Les adeptes du satanisme, de la sorcellerie et de la magie noire restent néanmoins les plus égarés et les plus pernicieux de tous, car ils n’adhèrent à aucune doctrine, philosophie ou discipline autre que la jouissance la plus grossière de leurs sens.

Arrière, Satan!

Quel intérêt y a-t-il à traiter de ces féroces détracteurs de la spiritualité sous toutes ses formes? S’il en est un, selon les Védas, c’est que ces «assassins de l’âme et de Dieu», comme les appelle l’Isha Upanishad, nous renvoient l’image de notre pire ennemi. Du satan, de l’asoura qui sommeille en chacun de nous et qui tend constamment à nous détourner des voies de l’élévation de soi au-delà du plan strictement matériel, tant physique qu’émotionnel et intellectuel.

Si l’image menaçante, parfois même redoutable, que projettent satanistes et autres mages du côté obscur de la force peut raffermir notre conscience des dangers et méfaits du matérialisme aveugle, elle aura contribué à accroître notre soif de réelle liberté à travers une saine spiritualité plutôt que dans la poursuite effrénée des plaisirs de ce monde.

Faute de trouver dans les religions traditionnelles la satisfaction de leur besoin naturel de spiritualité, nombreux sont ceux et celles qui les ont abandonnées au profit de religions fabriquées de toutes pièces, de sectes nouvel-âgistes ou des pôles d’ombre de l’occultisme, du satanisme et de la sorcellerie.
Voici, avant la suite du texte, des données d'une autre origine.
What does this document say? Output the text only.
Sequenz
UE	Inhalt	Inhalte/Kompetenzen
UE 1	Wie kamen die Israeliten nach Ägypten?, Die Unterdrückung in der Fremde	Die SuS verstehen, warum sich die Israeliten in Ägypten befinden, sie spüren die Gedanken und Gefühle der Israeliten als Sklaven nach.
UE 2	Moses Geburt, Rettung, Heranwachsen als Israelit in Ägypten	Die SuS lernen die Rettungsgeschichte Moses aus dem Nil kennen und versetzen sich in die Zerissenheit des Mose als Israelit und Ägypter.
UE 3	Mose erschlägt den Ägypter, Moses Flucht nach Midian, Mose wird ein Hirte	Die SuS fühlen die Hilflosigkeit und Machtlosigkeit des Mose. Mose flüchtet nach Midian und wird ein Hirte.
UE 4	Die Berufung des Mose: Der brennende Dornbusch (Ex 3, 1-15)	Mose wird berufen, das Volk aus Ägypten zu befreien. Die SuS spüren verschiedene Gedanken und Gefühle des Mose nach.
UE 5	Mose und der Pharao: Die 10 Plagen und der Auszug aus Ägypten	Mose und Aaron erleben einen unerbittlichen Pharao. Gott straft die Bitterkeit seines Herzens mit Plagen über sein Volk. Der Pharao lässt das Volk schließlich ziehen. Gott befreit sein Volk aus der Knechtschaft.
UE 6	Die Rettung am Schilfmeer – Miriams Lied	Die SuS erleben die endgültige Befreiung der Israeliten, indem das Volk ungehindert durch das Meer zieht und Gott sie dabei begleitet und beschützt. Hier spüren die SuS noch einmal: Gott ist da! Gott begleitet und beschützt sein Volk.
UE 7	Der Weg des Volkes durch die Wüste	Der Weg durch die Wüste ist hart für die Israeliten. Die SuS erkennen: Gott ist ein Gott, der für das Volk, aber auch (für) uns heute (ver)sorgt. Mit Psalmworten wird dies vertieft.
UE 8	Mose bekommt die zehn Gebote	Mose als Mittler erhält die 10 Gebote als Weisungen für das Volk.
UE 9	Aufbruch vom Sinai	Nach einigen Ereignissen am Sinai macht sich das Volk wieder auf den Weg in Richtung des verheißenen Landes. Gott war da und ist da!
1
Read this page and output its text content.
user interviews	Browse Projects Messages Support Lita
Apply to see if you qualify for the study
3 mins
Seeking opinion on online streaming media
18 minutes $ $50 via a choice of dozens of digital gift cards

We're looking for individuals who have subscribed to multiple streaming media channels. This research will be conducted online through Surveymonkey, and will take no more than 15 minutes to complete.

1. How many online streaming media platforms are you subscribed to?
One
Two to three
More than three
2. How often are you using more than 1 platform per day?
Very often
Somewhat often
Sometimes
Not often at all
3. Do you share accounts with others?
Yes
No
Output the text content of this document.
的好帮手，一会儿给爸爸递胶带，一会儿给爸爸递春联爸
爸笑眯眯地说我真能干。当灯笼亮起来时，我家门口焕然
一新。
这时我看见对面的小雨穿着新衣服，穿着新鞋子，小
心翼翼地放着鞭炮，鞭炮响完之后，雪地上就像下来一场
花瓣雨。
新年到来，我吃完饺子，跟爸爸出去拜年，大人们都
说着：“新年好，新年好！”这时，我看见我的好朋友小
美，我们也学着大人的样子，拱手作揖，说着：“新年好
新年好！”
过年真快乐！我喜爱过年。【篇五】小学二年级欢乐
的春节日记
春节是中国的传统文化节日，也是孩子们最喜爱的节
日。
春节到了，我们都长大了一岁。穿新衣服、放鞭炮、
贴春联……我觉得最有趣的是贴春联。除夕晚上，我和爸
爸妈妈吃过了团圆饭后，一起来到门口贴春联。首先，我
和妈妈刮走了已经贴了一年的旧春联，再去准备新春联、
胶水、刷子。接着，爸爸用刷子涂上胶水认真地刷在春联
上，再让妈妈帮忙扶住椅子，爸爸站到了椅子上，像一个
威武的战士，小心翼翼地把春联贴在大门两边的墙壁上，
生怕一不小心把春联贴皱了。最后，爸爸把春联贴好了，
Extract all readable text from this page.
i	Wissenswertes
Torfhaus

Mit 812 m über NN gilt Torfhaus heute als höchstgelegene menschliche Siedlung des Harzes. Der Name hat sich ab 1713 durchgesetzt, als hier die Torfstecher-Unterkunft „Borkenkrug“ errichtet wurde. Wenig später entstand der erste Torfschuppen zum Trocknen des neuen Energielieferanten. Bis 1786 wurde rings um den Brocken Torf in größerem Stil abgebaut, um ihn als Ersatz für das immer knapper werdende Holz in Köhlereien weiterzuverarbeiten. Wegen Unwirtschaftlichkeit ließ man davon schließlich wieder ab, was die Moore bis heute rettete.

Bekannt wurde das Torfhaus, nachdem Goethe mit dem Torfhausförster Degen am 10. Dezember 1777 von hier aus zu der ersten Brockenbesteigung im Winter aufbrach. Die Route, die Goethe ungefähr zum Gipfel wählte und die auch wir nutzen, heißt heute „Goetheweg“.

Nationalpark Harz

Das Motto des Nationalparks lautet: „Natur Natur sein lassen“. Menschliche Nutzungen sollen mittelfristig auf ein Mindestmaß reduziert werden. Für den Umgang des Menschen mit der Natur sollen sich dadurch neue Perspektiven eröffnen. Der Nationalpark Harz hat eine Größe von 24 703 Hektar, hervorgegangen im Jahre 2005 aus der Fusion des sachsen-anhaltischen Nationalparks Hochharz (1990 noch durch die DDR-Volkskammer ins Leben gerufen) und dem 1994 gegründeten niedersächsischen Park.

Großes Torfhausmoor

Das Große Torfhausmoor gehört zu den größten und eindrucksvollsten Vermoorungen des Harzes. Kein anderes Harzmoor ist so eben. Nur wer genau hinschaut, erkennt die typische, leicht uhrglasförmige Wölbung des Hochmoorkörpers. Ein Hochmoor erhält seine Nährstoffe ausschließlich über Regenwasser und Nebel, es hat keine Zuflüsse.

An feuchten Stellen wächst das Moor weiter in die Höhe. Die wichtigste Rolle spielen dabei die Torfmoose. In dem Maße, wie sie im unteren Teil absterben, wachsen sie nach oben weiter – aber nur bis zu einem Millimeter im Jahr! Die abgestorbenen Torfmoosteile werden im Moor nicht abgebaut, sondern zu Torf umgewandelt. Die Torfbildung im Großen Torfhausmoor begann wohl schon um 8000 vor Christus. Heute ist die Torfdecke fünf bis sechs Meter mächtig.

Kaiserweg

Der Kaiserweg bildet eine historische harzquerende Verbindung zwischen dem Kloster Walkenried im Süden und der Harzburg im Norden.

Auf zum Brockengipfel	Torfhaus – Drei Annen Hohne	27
Aucune de ces voies détournées ne donne cependant de raviver son identité première et son rapport éternel à l’Absolu.

Peut-être les chercheurs et les journalistes d’enquête constatent-ils un retour en force du prince des ténèbres, mais le fait est que Satan a toujours été là, tapi dans le cœur de toutes les âmes conditionnées qui peuplent le royaume de la matière. Ce qui est sans doute plus manifeste que jamais, c’est l’effort d’autodéification de l’homme dans sa quête de pouvoir sur les forces de la nature, alors que celles-ci sont conçues pour l’inspirer à s’incliner devant la suprématie absolue du seul et unique maître de ces forces, de même qu’à assurer la saine intendance des ressources qu’il met gracieusement à notre disposition pour parfaire notre existence.

Fort heureusement, la tendance diabolique à vouloir tout contrôler en faisant fi du Divin omniprésent, omniscient et omnipotent peut être contrée. D’abord en cultivant la connaissance du soi et des différentes facettes de l’Absolu, puis en s’employant activement à servir notre plus grand intérêt en servant l’Infiniment Fascinant par la pratique du yoga. Telle est d’ailleurs la sage recommandation des Védas.